It's been awhile. A long while. I can't say that the months since Halloween or even Christmas have been easy ones for us. I'm not going to bore you with the dreary details, but suffice it to say that we are considering retiring Darkrose Manor. At least this year. At least it wouldn't be to the scale that we have been creating the last few years. Minimalist and simple. Maybe a few props from years past and an evening of sitting on the porch handing out candy like 'normal' folk. It would be a revisitation of our first year doing just that.

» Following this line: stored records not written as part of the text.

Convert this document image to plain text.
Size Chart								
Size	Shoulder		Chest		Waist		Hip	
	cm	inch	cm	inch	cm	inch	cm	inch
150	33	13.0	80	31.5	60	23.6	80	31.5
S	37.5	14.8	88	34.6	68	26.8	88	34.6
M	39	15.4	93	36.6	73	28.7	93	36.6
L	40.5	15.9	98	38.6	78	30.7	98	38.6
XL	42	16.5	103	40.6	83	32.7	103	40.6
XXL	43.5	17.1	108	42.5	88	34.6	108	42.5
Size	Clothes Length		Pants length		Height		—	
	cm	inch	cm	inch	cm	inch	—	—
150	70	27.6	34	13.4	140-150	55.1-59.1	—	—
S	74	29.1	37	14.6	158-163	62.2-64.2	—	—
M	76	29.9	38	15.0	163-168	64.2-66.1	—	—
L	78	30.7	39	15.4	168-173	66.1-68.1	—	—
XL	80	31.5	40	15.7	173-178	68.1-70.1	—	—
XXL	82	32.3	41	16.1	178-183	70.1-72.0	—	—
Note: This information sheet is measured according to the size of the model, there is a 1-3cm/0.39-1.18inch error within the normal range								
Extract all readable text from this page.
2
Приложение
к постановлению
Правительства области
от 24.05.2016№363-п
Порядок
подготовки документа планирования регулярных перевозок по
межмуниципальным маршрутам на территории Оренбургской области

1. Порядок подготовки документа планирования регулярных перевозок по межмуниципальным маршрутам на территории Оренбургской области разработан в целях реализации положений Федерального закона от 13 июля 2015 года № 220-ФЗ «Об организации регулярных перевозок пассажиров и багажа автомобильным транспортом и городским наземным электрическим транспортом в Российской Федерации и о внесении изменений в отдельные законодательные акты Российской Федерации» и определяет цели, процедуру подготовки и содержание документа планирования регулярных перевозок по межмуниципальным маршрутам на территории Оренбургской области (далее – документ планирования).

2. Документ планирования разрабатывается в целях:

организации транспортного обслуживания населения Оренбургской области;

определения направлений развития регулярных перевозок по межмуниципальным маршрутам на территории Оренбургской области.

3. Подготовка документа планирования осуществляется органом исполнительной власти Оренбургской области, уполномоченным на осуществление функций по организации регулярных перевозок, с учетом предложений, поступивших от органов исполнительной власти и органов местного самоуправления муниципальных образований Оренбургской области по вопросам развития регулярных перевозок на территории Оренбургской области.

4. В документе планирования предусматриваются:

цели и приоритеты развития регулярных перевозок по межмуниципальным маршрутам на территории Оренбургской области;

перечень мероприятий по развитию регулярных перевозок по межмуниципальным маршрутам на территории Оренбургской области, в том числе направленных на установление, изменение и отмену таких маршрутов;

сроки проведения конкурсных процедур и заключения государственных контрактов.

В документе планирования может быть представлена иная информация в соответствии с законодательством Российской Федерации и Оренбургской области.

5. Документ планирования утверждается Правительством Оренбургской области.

I always thought that we would haunt no matter what. That lack of time, lack of money or even lack of good health wouldn't stop us. We just loved doing it and that was why we did it. Even the nay-sayers or those inevitable crappy, trying to look cool to their friends, teenagers that specifically walk by complaining about how 'this sucks' or 'this isn't scary' couldn't stop us because we've always fantasized that those are the ones that would return home only to have nightmares.
I have been over the video clips from 2011 and once again found myself dragging my feet to put it together. I'm not sure if that was simple procrastination due to the other every day struggles for time or that the very thought somehow meant that I didn't love the haunt any longer. I'm still trying to nail that one down.
I've spent most of this morning rummaging through photos and some of my favorite blogs primarily Halloween related. Rot is always my first stop, and I spent hours back-tracking through the months of posts on his blog that I'd neglected to visit. As I was doing so, I couldn't help but feel that familiar increase in excitement as each page passed by celebrating all things Halloween. The props, the music, the videos, the words, toss in a little spanish moss and fog - and suddenly I want to start brainstorming this year's display. Or even finish editing 2011's video.
I don't know if this means that we will do anything on the scale on the last few years or if it's just a fleeting moment of nostalgia. But I do know this...
...I can't pretend that Halloween isn't approaching, even in the breath-stealing heat of this particular Colorado summer. I can't pretend that the thought of crunching leaves and cooler evenings won't remind me that time is a-wasting.